When strokes strike
By Shannon Harsh, The Review, Published February 13, 2013
When it comes to strokes, time is of the essence.
This was one of the key points made by Dr. Karen Gade-Pulido during an educational lecture called "Brain Attack: Life After a Stroke" held Friday at Alliance Community Hospital.
To stress how crucial time is, Gade-Pulido said doctors are referring to strokes as brain attacks. "The reason we do that is because we want to emphasize the importance of getting care immediately. We all think about that with a heart attack. Well, a brain attack is equally, if not more, important," she explained.
Gade-Pulido, the medical director of ACH's Physical Medicine and Rehabilitation Unit, said almost 800,000 Americans suffer from a stroke each year, meaning there is an average of one stroke every 40 seconds. She said strokes are now the fourth leading cause of death in U.S., but are becoming the primary cause of death in developing countries. On average, she said, someone dies from a stroke every four minutes.
"It can happen to anyone at any time at any age. Children can have strokes, elderly can have strokes -- everyone can have them," she said, adding it is important to know that stroke is preventable.
Gade-Pulido said risk factors include being overweight; having diabetes, high cholesterol, blood pressure over 120/80 (with or without medication), heart disease; smoking or having exposure to secondhand smoke on a regular basis; having a family history of stroke; getting physical activity of less than 30 minutes most days; and being a man over age 45 or woman over age 55.
She said some risk factors are controllable, and thus can help make stroke avoidable.
"We can't do anything about our genetics. I can't do anything about the fact that my grandmother had a stroke, but what I can do is watch what I eat," she explained. "Am I eating a healthy diet? Am I eating a diet that's low in fat, high in nutrition -- vegetables and proteins? Am I getting enough physical activity?"
Gade-Pulido stressed the importance of getting at least a half hour of exercise each day, which she said helps with many of the other risk factors and issues. She said it is also important to keep things under control, whether it be blood pressure or blood sugar.
According to Gade-Pulido, stroke involves a loss of blood flow to an area of the brain. She explained the difference between the types of stroke, including the most common type, ischemic stroke (when a clot leads to a blockage in an artery), intracerebral hemorrhage (when there is a sudden rupture of an artery that causes blood to leak into the brain tissue) and subarachnoid hemorrhage (when there is a sudden rupture of an artery that causes blood to surround the brain).
Gade-Pulido said if you suspect a stroke, you should act FAST, which is an acronym for the important things to remember:
Face -- Ask the person to smile. If they have a droop on one side, it suggests they may have had a stroke.
Arms -- Can they raise both their arms up? If they are having trouble raising one, they may have had a stroke.
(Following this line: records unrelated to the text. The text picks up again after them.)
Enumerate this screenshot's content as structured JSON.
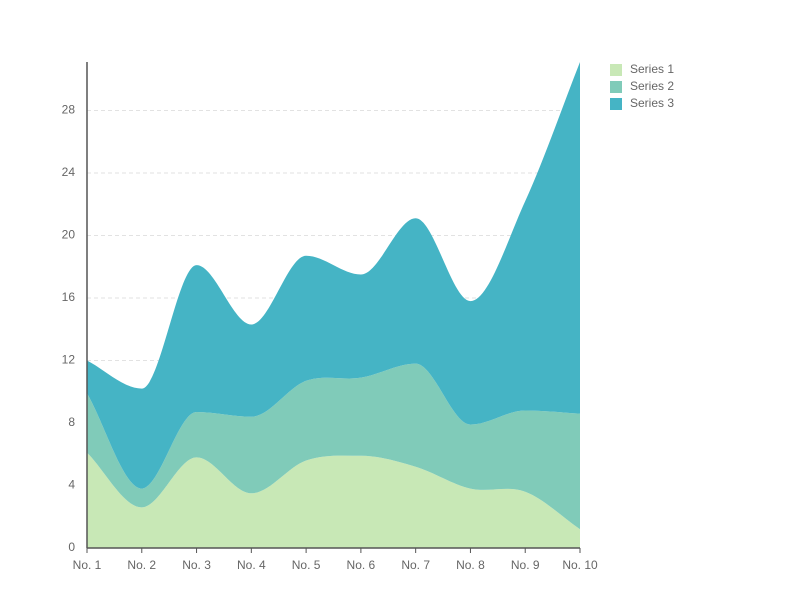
{
  "chart_data": {
    "type": "area",
    "stacked": true,
    "categories": [
      "No. 1",
      "No. 2",
      "No. 3",
      "No. 4",
      "No. 5",
      "No. 6",
      "No. 7",
      "No. 8",
      "No. 9",
      "No. 10"
    ],
    "series": [
      {
        "name": "Series 1",
        "color": "#c8e8b6",
        "values": [
          6.1,
          2.6,
          5.8,
          3.5,
          5.6,
          5.9,
          5.2,
          3.8,
          3.6,
          1.2
        ]
      },
      {
        "name": "Series 2",
        "color": "#80cbb9",
        "values": [
          3.8,
          1.2,
          2.9,
          4.9,
          5.1,
          5.0,
          6.6,
          4.1,
          5.2,
          7.4
        ]
      },
      {
        "name": "Series 3",
        "color": "#45b4c5",
        "values": [
          2.1,
          6.4,
          9.4,
          5.9,
          8.0,
          6.6,
          9.3,
          7.9,
          13.4,
          22.5
        ]
      }
    ],
    "ylim": [
      0,
      31.1
    ],
    "yticks": [
      0,
      4,
      8,
      12,
      16,
      20,
      24,
      28
    ],
    "grid": true,
    "legend": "top-right"
  }
}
Speech -- Ask them to repeat a simple phrase. If they can't say it, their speech is slurred or they can't repeat what you're asking them to repeat, they may have had a stroke.
Time -- Remember time is of the essence. Brain tissue is being affected every second.
After a patient is stabilized, medically or surgically, Gade-Pulido said rehabilitation and recovery is possible. "Just because someone has had a stroke doesn't mean it's the end of the world. It may seem like it because it's a huge, life-altering event, but it's not the end of the world," she said.
Gade-Pulido said stroke is the leading cause of long-term disability in the U.S. She said stroke causes impairments and disabilities that may lead to handicaps, but in the Physical Medicine and Rehabilitation Unit, she said the focus is on "addressing impairments, dealing with disabilities and preventing handicaps."
The impairments caused by stroke can vary, depending on which part of the brain is affected. Gade-Pulido explained the different parts of the brain and what functions they are connected to, which can be anything from balance, speech and language or hearing and vision to memories and personality.
"We focus on restoration of function, so that's physical, mental and emotional," Gade-Pulido said. "We're trying to look at the whole individual. This is a patient-centered approach to care. You have to consider every impact that this stroke's had on this individual and on their function, on their day-to-day life."
To help restore as much independence as possible and get patients back to their home environment, Gade-Pulido said they use a health care team that includes a physician, physical therapist, occupational therapist, speech therapist, rehabilitation nurses, dietician, social worker and psychologist or counselor. Once home, they use a combination of any adaptive equipment, visual aids, adaptive diet, memory and language aids (such as memory notebook), medications/injections and home modifications needed to help them function as well as they can.
Gade-Pulido said they try to help people return to important leisure activities, and many can often return to work.
She noted that the patients who do the best in recovery and rehabilitation are those who have a good support system. "Establishing a support system is key for those who've had strokes," she added. "They need to know that even if they're different, they're still loved and they're still supported."